L’employeur ne considère jamais le salarié un associé que dans les périodes de baisse d’activité.
c’est le comportement de l’employeur dans les périodes normales qui explique la position du salarié dans les périodes creuses.
si non sans un commun accord , la loi ne l’oblige pas à se désister sur une partie de son salaire.

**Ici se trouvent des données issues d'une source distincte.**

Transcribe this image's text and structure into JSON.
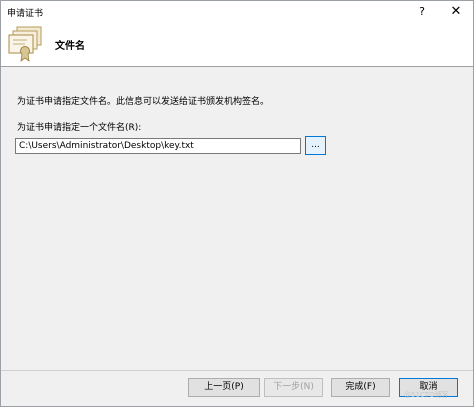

la plupart  des responsables ne sourient jamais à leurs employés ni même aux gardiens à la rentrée de l’entreprise.et la plus part ne disent même pas *Bonjour*.
la majorité des salariés soufrent du harcèlement moral et sexuelle des patrons.
avant juste une décennie on connaissait rarement les gens qui consultent des psychologues.
à nos jours un sur deux n’arrivent pas à continuer de travailler qu ‘avec un suivis du psychologue.
ce comportement des employeurs n’a pas cessé avec ce confinement.
ils continuent à les harceler même en confinement.
(des prélèvements de salaire, des dégradations, demandes de rendre les voitures de fonction, des silence radios, des mises au placard, et des discriminations dans l’application du télétravail……….. )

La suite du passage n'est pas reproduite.